= Thermal capillary wave =

Thermal motion is able to produce capillary waves at the molecular scale. At this scale,
gravity and hydrodynamics can be neglected, and only the surface tension contribution is
relevant.

Capillary wave theory (CWT) is a classic account of how thermal fluctuations distort an interface.
It starts from some intrinsic surface $h(x,y,t)$ that is distorted. Its energy will be
proportional to its area:

$E_\mathrm{st}= \sigma \int dx\, dy\, \left[\sqrt{1+\left( \frac{dh}{dx}\right)^2+\left(\frac{dh}{dy}\right)^2}-1\right]\approx \frac{\sigma}{2} \int dx\, dy\, \left[ \left( \frac{dh}{dx}\right)^2+\left(\frac{dh}{dy}\right)^2 \right],$
where the first equality is the area in this (de Monge) representation, and the second
applies for small values of the derivatives (surfaces not too rough). The constant of proportionality, $\sigma$, is the surface tension.

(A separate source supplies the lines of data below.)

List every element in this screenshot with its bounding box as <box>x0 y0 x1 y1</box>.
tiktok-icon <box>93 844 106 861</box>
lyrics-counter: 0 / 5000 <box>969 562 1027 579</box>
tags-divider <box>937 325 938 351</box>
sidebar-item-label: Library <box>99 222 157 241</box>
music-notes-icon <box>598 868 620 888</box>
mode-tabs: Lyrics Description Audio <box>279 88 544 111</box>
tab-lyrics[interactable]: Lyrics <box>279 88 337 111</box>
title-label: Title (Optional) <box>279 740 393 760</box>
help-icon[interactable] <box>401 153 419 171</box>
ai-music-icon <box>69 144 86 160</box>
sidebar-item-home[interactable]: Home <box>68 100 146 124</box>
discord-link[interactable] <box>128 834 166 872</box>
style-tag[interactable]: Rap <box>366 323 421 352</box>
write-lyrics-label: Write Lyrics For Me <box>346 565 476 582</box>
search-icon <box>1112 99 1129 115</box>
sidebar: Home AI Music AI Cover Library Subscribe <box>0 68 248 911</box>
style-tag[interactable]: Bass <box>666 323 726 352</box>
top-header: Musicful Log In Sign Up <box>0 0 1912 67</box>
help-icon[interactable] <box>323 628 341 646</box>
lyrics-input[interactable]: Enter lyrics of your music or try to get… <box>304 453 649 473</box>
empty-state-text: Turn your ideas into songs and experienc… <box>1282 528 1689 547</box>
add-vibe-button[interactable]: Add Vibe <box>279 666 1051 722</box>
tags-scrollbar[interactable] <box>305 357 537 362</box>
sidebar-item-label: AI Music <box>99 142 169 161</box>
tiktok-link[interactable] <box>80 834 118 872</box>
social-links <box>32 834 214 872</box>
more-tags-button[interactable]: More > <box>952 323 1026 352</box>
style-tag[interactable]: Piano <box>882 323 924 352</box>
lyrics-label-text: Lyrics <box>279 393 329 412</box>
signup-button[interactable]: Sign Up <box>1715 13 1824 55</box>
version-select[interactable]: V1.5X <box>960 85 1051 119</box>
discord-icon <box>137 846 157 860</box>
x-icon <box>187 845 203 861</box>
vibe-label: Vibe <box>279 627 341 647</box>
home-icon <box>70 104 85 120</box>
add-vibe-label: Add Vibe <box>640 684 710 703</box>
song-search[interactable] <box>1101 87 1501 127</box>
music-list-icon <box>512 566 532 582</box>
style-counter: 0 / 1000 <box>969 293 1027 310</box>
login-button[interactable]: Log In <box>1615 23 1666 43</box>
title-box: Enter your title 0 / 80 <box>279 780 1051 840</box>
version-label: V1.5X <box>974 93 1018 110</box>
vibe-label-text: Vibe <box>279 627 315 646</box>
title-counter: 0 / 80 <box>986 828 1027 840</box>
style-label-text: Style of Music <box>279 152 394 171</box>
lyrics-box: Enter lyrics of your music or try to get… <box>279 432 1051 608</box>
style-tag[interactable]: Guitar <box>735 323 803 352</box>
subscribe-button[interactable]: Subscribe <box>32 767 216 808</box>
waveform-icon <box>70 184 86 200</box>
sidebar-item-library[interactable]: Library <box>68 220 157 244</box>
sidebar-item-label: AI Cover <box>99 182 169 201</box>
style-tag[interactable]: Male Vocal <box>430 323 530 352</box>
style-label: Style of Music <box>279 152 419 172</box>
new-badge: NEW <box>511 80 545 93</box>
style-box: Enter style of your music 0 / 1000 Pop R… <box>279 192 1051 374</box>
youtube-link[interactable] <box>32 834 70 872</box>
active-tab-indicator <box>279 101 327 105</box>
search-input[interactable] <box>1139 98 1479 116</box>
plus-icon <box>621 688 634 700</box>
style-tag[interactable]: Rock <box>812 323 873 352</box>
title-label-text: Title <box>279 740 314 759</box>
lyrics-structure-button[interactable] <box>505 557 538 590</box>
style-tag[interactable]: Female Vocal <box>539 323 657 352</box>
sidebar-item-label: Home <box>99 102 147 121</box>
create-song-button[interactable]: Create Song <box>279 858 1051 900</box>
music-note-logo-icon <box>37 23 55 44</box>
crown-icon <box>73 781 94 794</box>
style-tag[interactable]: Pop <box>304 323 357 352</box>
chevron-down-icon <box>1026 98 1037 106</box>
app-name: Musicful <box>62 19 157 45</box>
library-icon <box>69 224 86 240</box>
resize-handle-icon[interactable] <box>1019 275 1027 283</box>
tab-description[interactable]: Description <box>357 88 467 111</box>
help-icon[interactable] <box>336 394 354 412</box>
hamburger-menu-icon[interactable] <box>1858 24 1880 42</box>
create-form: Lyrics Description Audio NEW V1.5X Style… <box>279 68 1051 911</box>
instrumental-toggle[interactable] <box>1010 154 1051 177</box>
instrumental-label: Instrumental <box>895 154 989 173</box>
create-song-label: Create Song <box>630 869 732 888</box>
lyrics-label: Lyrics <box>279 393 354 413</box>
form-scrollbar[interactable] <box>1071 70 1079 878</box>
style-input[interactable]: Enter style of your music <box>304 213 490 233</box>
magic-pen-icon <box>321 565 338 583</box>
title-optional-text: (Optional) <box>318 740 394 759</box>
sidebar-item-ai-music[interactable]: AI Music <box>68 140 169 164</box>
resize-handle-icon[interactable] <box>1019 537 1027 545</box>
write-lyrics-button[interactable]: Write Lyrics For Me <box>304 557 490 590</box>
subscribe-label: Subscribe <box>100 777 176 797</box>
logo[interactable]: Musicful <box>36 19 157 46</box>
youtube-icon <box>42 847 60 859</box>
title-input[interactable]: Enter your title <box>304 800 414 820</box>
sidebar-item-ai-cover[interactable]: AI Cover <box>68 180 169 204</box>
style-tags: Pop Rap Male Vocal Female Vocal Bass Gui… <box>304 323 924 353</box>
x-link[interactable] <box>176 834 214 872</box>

By performing a Fourier analysis treatment, normal modes are easily found. Each contributes an energy proportional to the square of its amplitude; therefore, according to classical statistical mechanics, equipartition holds, and the mean energy of each mode will be $kT / 2$. Surprisingly, this result leads to a divergent surface (the width of the interface is bound to diverge with its area). This divergence is nevertheless very mild: even for displacements on the order of meters the deviation of the surface is comparable to the size of the molecules. Moreover, the introduction of an external field removes the divergence: the action of gravity is sufficient to keep the width fluctuation on the order of one molecular diameter for areas larger than about 1 mm2 (Ref. 2).